S&P affirms Fleming ratings

Standard & Poor's affirmed the BB corporate credit rating on Fleming Cos. Inc. following the completed acquisition of Core-Mark International Inc.

The ratings are based on positive operating and financial progress over the past two years and the potential for an improved business position following its acquisition of Core-Mark.

These factors are mitigated by continuing uncertainty over business prospects for Kmart Corp., one of Fleming's key customers.

The acquisitions of Core-Mark and Head Distributing, completed on June 18, have a combined purchase price of $430 million funded with $200 million of senior notes, 9.2 million shares of common stock bank borrowings.

Fleming recently refinanced its bank facilities, consisting of a $425 million six-year term loan and a $550 million five-year revolving credit facility.

The company's use of equity to help fund these acquisitions reflects management's intention to moderate its relatively aggressive financial policy. Pro forma for the acquisitions, the new capital structure slightly improves debt leverage.

EBITDA covered interest expense 2.8 times in fiscal 2001, up from 2.6 times in fiscal 2000.

Moderate growth in cash flow in fiscals 2002 and 2003 should allow coverage to improve.

The company's $550 million revolving credit facility provides good flexibility for ongoing operations. Under the new capital structure, Fleming has no maturities until 2007.

Continued modest improvement in cash flow protection is incorporated into the rating on Fleming.

Unforeseen difficulties in integrating Core-Mark or further negative developments from the Kmart alliance, including additional store closings or an inability to compete successfully in the discount industry, could negatively affect Fleming's business and financial position.

S&P expects to raise L-3 ratings

Standard & Poor's stated it anticipates raising the corporate credit rating on L-3 Communications to BB+ from BB after its proposed $900 million common stock and $750 million senior subordinated debt offerings, and assuming that any pending acquisition activity is on a scale that can be accommodated by its enhanced financial resources.

Also, the subordinated debt would be raised to BB- from B+.

The outlook would be stable.

Proceeds from the offering are expected to refinance and pay down debt related to L-3's recent $1.1 billion purchase of Raytheon Corp.'s aircraft integration services division and restore itscapital structure.

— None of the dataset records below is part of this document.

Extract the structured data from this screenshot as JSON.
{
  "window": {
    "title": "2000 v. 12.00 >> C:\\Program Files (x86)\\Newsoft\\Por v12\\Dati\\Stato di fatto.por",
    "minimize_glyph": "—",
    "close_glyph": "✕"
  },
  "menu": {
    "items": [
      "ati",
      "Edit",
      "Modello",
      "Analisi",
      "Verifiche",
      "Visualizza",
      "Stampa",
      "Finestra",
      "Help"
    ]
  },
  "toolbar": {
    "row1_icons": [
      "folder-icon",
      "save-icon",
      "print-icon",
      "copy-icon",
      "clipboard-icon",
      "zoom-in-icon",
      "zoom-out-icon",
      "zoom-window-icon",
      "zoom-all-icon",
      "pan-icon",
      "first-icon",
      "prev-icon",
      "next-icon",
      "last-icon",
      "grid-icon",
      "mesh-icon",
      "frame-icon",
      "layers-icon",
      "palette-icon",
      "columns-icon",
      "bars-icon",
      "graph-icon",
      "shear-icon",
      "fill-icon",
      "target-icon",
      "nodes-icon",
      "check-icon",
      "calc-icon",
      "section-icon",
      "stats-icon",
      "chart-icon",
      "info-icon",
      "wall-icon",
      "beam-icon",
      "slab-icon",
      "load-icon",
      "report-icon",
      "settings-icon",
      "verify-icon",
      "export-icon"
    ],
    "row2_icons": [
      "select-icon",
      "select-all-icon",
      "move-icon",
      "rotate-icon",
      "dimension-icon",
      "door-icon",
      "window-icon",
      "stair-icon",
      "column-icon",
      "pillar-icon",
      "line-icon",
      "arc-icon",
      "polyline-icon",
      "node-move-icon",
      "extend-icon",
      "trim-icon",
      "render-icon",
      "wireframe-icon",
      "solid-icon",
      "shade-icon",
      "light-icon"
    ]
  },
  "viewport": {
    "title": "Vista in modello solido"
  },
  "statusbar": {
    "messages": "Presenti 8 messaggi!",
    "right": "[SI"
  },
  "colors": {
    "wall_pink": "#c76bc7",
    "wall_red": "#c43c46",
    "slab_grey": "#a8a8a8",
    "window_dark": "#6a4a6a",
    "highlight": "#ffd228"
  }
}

Ratings on L-3 reflect a slightly below average business risk profile and somewhat elevated debt levels, but credit quality benefits from an increasingly diverse program base and efficient operations.

Acquisitions are very important for revenue growth, and the balance sheet has periodically become highly leveraged because of debt-financed transactions. However, management has a good record of restoring financial flexibility by issuing equity.

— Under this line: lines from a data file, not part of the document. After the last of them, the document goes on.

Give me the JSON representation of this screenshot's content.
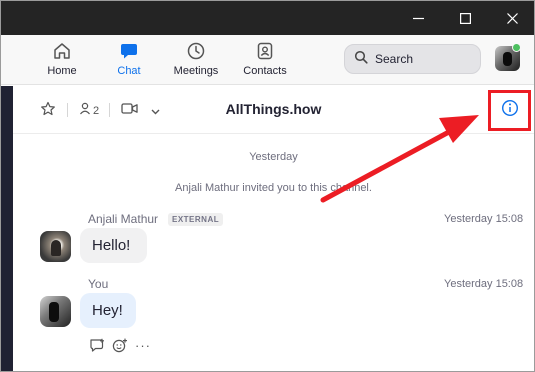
{
  "window": {
    "controls": {
      "minimize_icon": "minimize-icon",
      "maximize_icon": "maximize-icon",
      "close_icon": "close-icon"
    }
  },
  "topnav": {
    "items": [
      {
        "label": "Home",
        "icon": "home-icon"
      },
      {
        "label": "Chat",
        "icon": "chat-bubble-icon",
        "active": true
      },
      {
        "label": "Meetings",
        "icon": "clock-icon"
      },
      {
        "label": "Contacts",
        "icon": "contacts-icon"
      }
    ],
    "search": {
      "label": "Search",
      "icon": "search-icon"
    },
    "presence": "online"
  },
  "channel": {
    "title": "AllThings.how",
    "member_count": "2",
    "icons": {
      "star": "star-icon",
      "members": "person-icon",
      "video": "video-camera-icon",
      "dropdown": "chevron-down-icon",
      "info": "info-icon"
    }
  },
  "messages": {
    "date_separator": "Yesterday",
    "system_message": "Anjali Mathur invited you to this channel.",
    "items": [
      {
        "sender": "Anjali Mathur",
        "badge": "EXTERNAL",
        "time": "Yesterday 15:08",
        "text": "Hello!"
      },
      {
        "sender": "You",
        "time": "Yesterday 15:08",
        "text": "Hey!"
      }
    ],
    "actions": {
      "reply_icon": "reply-icon",
      "emoji_icon": "add-emoji-icon",
      "more": "···"
    }
  },
  "colors": {
    "accent": "#0e71eb",
    "titlebar": "#242424",
    "annotation": "#ec1d24",
    "online": "#4cbf5f"
  }
}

Some well-supported programs, with a high percentage of sole-source contracts, mitigate L-3's exposure to a challenging competitive environment.

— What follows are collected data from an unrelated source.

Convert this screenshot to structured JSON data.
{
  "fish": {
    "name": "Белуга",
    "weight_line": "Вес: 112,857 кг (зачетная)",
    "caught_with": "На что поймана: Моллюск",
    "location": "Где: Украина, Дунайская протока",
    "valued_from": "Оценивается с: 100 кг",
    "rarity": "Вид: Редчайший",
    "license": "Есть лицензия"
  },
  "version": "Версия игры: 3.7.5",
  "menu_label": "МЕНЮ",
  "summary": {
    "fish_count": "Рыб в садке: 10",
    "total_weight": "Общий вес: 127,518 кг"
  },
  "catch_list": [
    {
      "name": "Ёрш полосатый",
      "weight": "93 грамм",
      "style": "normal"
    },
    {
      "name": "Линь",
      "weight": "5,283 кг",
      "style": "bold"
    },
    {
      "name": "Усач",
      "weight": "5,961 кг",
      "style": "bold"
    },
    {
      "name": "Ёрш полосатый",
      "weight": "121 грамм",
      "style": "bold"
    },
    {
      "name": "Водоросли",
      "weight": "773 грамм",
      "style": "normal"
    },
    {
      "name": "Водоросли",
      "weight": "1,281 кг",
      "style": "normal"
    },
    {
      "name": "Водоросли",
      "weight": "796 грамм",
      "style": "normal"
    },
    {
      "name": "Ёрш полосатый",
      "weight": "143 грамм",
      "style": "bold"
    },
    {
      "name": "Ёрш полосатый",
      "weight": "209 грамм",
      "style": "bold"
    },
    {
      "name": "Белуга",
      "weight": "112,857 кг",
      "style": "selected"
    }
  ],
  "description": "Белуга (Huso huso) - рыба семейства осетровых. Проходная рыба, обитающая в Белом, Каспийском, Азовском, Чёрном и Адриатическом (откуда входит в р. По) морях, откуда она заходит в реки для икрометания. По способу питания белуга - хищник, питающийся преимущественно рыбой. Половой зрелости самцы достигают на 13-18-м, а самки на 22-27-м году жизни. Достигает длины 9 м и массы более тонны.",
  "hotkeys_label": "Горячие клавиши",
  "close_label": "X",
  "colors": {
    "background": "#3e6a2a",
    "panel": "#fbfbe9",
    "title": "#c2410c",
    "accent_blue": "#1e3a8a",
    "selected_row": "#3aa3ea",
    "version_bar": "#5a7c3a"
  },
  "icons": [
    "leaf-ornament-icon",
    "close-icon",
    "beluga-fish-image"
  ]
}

L-3's revenues have grown rapidly through numerous acquisitions and the latest positions L-3 to better compete in the growing intelligence, surveillance, and reconnaissance market.

The acquisition of AIS followed a series of smaller acquisitions in late 2001 and early 2002, substantially consuming L-3's debt capacity.

Debt to total capital was elevated to the mid-60% area at March 31, but will likely decline to under 50% by the end of 2002.

After the proposed equity sale, L-3 will have the flexibility to pursue debt-financed acquisitions almost as large as AIS and will have over $400 million in cash and some $600 million in available borrowings under its credit facility.

Goodwill accounts for almost 50% of L-3's total assets, but this is expected due to the nature of the high intellectual capital businesses it acquires. Earnings in 2002 will benefit from the elimination of goodwill amortization due to recent changes in accounting rules.